# Orion HCCA 250r Repair



## deshroud (Apr 26, 2016)

I have an Orion HCCA 250r that stopped working a few years ago. Does anyone know someone in or around Chicago that can repair it? 

Thanks!


----------



## wa0zog (Aug 26, 2010)

They're not around the Chicago area, unfortunately, but I've used Freeman's Car Audio for all of the repair on my Hafler equipment and been exceedingly happy with the results. Even when I thought I had one piece that was a goner, they resurrected it and got it functional again. Just be sure to double box and insure that goldmine of yours and you should be fine. Be aware that they are often snowed under with work, so it pays to call ahead and find out what kind of timeframe you might be looking at. Hope that helps!


----------



## deshroud (Apr 26, 2016)

Thanks! I emailed Orion and I'm waiting for them to get back to me. If all else fails I'll send it out to Freeman's.


----------



## wa0zog (Aug 26, 2010)

deshroud said:


> Thanks! I emailed Orion and I'm waiting for them to get back to me. If all else fails I'll send it out to Freeman's.

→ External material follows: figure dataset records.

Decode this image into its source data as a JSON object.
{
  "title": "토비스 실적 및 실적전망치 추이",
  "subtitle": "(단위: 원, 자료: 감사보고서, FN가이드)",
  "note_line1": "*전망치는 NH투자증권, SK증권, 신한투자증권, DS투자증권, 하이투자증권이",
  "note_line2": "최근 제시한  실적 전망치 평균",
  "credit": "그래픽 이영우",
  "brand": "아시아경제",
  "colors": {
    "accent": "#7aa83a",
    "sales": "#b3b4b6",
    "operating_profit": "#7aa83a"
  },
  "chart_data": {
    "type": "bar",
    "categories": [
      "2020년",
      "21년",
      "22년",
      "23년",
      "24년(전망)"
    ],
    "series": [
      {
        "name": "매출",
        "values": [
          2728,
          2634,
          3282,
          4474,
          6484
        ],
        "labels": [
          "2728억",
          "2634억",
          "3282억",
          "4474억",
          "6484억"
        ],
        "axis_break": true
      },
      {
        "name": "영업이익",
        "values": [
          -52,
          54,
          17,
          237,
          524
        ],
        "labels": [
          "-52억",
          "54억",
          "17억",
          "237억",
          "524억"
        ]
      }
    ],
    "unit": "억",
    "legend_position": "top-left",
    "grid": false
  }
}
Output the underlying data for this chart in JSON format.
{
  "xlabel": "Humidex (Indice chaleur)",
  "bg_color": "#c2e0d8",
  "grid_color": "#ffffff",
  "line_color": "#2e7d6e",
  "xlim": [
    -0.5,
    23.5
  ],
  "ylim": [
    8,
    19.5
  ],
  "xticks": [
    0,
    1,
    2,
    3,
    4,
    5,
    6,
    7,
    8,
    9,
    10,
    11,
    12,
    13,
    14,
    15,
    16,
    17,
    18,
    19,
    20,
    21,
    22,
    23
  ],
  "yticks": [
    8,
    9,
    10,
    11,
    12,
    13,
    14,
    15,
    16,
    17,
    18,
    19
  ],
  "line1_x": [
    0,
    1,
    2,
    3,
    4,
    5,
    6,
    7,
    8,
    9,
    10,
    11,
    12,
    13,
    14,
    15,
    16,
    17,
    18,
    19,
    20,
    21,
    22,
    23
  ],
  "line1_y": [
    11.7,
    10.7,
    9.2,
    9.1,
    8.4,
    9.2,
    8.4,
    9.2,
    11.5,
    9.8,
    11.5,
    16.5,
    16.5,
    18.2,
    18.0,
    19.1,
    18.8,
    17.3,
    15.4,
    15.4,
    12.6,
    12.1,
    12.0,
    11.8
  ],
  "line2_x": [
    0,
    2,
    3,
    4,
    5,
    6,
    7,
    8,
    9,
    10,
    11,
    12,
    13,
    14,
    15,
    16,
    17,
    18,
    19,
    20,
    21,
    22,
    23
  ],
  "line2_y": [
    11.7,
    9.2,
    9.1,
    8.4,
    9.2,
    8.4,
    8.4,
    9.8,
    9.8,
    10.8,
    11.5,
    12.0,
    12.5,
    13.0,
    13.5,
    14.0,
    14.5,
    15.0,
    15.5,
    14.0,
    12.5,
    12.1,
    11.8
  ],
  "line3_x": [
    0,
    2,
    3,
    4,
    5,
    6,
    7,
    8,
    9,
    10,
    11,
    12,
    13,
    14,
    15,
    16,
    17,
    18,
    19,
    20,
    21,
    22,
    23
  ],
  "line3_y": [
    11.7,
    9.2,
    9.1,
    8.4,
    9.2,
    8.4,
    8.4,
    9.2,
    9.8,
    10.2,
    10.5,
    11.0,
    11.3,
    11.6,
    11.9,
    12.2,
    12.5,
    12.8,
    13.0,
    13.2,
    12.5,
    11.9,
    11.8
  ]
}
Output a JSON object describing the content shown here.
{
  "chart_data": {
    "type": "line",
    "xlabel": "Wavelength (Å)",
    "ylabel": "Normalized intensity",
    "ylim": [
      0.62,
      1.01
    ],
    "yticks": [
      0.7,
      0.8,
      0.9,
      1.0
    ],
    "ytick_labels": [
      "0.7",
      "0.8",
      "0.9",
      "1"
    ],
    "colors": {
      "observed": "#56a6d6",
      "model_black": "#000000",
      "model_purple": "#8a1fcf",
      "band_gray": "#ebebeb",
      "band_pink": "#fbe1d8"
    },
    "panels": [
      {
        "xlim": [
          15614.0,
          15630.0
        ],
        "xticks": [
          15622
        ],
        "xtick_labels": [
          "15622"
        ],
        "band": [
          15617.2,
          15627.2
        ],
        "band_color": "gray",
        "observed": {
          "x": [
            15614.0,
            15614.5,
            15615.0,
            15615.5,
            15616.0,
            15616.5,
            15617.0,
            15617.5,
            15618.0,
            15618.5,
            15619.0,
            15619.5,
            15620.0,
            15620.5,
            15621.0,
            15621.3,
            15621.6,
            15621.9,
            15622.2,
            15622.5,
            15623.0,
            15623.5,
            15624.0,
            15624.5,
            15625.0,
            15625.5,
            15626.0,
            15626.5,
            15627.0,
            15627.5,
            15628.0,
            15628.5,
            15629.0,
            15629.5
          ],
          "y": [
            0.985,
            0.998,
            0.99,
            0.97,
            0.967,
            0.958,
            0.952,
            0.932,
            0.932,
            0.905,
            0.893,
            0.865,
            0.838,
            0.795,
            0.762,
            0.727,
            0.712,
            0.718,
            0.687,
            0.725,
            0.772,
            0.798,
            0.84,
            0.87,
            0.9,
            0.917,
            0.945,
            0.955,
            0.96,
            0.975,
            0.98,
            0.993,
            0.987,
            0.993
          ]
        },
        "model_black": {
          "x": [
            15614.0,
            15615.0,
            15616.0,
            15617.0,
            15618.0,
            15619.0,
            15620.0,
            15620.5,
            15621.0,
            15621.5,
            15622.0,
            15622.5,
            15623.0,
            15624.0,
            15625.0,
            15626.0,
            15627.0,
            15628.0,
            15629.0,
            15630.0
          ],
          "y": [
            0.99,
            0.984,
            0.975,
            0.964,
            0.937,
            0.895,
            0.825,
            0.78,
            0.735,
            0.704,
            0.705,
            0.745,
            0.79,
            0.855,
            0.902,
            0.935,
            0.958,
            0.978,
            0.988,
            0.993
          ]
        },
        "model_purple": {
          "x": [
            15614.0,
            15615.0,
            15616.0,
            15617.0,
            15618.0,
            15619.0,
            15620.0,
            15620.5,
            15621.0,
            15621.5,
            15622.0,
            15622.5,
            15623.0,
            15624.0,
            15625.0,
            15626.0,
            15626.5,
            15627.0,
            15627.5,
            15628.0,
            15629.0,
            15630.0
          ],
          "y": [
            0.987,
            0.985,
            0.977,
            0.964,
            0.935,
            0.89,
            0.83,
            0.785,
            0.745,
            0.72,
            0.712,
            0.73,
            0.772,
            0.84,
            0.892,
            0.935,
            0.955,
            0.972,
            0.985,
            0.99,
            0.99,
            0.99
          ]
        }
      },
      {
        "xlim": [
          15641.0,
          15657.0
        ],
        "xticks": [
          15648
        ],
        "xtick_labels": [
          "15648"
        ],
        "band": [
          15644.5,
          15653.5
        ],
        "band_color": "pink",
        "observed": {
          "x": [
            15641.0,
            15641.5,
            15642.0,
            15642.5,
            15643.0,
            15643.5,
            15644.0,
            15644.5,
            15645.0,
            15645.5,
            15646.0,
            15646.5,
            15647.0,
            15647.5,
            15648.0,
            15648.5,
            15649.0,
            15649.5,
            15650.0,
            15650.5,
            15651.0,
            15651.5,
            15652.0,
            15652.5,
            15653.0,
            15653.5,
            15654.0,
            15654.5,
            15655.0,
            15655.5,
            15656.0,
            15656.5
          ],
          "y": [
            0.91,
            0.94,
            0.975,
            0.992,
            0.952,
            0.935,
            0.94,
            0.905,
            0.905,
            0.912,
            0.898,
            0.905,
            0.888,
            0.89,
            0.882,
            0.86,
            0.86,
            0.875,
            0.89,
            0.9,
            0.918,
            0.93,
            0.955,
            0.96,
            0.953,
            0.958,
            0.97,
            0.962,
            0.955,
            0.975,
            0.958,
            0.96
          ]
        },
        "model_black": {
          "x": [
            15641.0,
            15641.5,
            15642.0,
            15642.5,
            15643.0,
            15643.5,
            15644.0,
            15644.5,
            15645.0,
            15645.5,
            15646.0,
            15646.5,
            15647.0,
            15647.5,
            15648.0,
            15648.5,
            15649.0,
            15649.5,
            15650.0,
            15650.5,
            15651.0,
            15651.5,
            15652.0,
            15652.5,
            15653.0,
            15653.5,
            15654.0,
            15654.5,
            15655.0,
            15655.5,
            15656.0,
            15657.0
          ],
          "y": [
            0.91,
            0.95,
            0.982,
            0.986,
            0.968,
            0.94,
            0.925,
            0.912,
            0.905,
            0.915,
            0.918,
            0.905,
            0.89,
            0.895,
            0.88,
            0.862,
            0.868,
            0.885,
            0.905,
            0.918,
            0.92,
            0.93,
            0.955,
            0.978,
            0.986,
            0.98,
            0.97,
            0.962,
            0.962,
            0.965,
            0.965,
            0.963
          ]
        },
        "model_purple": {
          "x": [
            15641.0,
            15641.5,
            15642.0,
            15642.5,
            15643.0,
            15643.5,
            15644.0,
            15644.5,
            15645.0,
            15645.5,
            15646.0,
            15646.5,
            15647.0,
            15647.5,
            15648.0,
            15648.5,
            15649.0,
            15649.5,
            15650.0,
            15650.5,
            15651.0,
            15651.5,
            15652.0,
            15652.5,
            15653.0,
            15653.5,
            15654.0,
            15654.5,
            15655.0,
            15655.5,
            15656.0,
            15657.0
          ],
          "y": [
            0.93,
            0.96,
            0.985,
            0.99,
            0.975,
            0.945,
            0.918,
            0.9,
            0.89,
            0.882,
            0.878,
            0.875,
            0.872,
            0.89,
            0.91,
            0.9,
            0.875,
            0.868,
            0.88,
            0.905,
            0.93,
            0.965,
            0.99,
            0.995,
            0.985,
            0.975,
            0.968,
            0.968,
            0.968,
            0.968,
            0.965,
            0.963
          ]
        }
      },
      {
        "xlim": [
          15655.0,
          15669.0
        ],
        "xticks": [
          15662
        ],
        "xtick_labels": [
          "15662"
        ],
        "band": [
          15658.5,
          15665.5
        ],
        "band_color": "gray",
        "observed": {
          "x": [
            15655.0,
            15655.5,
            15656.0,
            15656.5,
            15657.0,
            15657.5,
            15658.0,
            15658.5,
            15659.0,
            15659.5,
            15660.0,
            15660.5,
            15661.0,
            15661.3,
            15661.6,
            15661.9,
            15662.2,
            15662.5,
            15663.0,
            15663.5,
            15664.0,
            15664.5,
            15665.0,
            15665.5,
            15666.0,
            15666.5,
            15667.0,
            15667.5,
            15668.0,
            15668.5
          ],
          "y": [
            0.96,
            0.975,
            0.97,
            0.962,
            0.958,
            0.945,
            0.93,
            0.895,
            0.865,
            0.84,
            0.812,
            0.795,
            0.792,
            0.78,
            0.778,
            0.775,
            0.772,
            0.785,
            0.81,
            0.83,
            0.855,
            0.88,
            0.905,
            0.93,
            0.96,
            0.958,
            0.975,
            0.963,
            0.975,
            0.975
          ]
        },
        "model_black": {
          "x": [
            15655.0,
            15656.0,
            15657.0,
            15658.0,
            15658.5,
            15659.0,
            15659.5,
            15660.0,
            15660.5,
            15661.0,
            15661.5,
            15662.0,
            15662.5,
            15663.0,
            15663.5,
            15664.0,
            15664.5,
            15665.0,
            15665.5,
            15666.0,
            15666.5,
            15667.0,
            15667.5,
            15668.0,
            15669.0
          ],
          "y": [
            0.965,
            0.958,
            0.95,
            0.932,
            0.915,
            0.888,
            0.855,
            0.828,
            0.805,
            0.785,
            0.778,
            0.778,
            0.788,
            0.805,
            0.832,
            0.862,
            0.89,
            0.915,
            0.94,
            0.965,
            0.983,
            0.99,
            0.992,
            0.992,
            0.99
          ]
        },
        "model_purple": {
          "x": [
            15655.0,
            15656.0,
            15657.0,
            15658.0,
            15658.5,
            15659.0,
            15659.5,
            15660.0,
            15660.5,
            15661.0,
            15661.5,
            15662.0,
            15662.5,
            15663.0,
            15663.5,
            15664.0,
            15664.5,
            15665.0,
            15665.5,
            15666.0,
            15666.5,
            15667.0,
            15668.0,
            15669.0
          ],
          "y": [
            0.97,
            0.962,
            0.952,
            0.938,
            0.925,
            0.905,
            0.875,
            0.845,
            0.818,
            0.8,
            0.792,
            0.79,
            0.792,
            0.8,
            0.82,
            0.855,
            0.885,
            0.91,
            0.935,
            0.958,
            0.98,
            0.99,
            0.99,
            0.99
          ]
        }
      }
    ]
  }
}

Sounds good. If you need any contact info for Freeman's, let me know and I'll check with my buddy there to make sure I have what they prefer to have posted on the forum available for you. That way I can get you in touch with them without causing any issues for anyone.


----------



## soccerguru607 (Nov 4, 2009)

Freeman in NC is excellent. They just repaired my us acoustic zed usx1000f

Jason Gibson
Service Manager
Freeman’s Car Stereo
6500 East Independence Blvd.
Charlotte, NC 28212
(704)-398-2206


----------



## wa0zog (Aug 26, 2010)

Perfect. That's exactly who o always talk to! Jason is a top-notch individual and great to work with.


----------